Girão solicitou à PGR a instauração imediata de procedimento investigatório para apurar as irregularidades apontadas e “análise técnica independente sobre possíveis conflitos de interesse e impedimentos que deveriam afastar o Ministro Toffoli das investigações relacionadas ao Banco Master”.

O documento, que é dirigido ao procurador-geral da República, Paulo Gonet, foi protocolado na última quarta-feira (14). Na petição, Girão contesta decisão de Toffoli de que materiais lacrados apreendidos em operação da PF (Polícia Federal) deveriam ser remetidos diretamente ao STF.
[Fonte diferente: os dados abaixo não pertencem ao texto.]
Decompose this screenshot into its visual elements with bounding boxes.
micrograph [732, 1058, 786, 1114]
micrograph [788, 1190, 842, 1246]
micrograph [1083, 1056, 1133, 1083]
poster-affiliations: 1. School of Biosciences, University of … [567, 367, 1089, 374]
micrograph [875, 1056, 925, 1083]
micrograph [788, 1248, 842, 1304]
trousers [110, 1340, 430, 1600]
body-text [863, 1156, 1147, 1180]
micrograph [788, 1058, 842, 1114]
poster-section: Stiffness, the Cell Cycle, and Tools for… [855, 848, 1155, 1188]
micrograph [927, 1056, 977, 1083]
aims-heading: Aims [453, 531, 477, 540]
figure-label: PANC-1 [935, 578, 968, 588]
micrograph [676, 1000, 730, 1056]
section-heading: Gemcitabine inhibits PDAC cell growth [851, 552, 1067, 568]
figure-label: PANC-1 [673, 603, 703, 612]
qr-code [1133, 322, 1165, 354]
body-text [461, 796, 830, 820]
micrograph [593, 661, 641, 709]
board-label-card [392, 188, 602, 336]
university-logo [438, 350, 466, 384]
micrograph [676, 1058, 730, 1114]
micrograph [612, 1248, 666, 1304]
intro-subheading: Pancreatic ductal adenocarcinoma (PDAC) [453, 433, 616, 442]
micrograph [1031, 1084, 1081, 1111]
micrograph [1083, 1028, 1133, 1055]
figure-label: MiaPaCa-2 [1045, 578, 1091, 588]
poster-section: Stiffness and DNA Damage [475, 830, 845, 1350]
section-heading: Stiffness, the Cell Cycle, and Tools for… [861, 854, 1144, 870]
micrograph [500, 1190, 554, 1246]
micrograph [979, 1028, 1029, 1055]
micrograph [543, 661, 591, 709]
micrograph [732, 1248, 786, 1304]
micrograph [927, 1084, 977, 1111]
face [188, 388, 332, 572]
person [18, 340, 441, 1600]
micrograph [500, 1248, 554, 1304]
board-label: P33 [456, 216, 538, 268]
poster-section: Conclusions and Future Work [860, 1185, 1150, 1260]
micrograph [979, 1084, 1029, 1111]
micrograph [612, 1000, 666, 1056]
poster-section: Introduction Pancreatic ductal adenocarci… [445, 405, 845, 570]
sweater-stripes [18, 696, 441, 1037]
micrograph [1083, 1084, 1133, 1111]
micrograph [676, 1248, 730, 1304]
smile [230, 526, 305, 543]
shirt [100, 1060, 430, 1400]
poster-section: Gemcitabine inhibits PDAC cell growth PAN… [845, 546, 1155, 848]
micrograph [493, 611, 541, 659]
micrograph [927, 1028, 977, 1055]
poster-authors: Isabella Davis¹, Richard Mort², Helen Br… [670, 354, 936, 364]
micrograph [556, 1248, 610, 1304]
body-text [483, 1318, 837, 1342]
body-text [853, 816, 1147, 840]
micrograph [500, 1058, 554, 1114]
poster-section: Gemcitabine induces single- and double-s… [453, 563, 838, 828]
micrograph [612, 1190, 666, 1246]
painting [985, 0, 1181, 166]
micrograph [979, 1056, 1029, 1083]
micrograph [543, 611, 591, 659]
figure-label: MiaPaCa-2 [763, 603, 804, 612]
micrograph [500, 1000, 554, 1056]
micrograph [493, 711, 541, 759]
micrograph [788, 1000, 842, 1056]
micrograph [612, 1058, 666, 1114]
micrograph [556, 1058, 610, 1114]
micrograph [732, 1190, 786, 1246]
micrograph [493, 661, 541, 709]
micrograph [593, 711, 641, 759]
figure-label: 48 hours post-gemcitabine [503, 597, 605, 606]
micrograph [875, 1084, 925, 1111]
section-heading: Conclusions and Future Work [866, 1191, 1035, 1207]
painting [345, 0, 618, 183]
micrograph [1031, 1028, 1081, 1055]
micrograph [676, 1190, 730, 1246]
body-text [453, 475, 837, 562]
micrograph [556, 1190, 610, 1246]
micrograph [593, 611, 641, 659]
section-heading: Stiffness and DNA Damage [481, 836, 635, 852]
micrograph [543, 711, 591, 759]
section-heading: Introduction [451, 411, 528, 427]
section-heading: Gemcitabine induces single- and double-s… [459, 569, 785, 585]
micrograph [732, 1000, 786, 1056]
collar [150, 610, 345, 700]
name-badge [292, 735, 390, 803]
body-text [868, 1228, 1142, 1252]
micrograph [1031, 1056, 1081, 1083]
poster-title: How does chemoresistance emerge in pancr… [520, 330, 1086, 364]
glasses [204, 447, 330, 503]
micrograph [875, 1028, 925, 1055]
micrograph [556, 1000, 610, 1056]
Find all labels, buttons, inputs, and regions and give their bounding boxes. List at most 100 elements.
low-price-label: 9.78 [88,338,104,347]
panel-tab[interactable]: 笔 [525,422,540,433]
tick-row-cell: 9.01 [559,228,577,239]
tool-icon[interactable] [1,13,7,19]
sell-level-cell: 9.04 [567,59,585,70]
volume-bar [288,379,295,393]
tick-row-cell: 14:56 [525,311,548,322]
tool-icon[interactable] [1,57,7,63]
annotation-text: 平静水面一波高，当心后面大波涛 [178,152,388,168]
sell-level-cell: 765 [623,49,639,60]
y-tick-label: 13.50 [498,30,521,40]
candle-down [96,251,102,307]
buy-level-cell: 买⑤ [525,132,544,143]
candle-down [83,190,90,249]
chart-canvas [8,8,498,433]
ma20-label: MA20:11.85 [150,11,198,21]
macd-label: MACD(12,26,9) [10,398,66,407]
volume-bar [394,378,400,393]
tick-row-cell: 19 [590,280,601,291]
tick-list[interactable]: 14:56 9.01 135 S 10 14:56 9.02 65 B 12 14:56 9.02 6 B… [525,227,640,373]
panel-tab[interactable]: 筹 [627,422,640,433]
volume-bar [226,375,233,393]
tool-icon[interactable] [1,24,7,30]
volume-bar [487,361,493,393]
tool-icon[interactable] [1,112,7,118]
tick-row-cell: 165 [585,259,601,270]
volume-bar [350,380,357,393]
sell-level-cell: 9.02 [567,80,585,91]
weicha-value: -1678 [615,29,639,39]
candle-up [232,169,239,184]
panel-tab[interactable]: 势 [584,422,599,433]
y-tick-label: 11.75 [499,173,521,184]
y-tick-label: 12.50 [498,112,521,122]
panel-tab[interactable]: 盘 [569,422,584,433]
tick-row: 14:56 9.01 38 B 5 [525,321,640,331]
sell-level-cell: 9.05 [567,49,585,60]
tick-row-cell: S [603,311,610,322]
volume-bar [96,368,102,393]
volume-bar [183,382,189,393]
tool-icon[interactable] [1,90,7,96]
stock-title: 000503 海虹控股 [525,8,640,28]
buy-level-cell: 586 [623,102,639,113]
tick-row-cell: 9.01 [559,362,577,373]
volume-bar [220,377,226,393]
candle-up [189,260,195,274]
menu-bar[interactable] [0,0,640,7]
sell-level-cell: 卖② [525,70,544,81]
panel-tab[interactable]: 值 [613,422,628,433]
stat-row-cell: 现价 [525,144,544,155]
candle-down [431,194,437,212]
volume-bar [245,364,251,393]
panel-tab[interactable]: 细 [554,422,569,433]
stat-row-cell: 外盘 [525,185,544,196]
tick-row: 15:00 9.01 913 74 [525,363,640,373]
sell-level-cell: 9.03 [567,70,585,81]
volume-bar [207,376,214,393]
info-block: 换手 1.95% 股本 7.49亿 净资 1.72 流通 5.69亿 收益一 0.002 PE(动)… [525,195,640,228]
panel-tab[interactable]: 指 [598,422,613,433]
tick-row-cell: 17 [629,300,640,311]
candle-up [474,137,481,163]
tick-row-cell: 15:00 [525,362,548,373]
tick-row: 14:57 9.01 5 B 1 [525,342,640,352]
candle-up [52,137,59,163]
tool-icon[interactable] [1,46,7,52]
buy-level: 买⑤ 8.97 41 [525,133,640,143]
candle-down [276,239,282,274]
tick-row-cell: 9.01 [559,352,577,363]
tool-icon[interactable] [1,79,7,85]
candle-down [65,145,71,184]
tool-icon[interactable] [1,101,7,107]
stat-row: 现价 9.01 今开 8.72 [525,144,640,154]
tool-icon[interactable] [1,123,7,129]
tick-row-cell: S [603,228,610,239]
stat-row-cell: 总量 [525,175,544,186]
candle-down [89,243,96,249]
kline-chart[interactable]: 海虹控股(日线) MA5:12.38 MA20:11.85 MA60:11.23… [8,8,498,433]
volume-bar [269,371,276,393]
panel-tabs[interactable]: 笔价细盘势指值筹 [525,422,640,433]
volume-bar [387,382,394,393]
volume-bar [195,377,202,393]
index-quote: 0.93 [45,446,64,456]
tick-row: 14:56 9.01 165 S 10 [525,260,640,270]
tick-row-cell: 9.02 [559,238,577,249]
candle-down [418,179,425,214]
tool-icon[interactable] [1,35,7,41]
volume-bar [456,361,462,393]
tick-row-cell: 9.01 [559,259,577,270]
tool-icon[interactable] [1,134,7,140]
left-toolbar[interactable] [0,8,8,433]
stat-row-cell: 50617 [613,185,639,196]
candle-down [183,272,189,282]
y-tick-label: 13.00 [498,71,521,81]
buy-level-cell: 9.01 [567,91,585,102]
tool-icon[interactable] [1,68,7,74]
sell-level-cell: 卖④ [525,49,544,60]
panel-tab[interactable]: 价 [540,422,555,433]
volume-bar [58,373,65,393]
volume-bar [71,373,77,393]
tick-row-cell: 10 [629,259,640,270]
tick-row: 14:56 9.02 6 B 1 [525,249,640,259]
Inicialmente, o ministro determinou que todos os bens, documentos e aparelhos eletrônicos recolhidos pela PF fossem lacrados e enviados diretamente para a sede do Supremo.

Diante de pedidos de reconsideração, o ministro determinou que o material fosse enviado à PGR para análise. Em seguida, ainda em meio à repercussão negativa da determinação, Toffoli autorizou que a PF também tivesse acesso ao material apreendido.

Na representação à PGR, Girão defende que a medida impediu o exercício da função constitucionalmente atribuída à PF.

“A ausência de critérios objetivos cria precedente perigoso que permite ao magistrado avocar competências técnicas que não possui, neutralizar o trabalho investigativo de órgãos especializados e concentrar poderes incompatível com o sistema acusatório”, sublinhou.

O senador da República ainda aponta que “o contexto se torna ainda mais delicado quando consideramos que familiares próximos do Ministro Toffoli e pessoas de seu círculo íntimo mantêm relações comerciais com possíveis envolvidos no escândalo do Banco Master.”

“Tais circunstâncias levantam questões inevitáveis sobre imparcialidade judicial e conflito de interesses, princípios fundamentais do Estado de Direito. A situação é grave e demonstra que não se trata de preocupação isolada, mas de questionamento institucional legítimo sobre a conduta de membro da mais alta Corte do país”, ressaltou.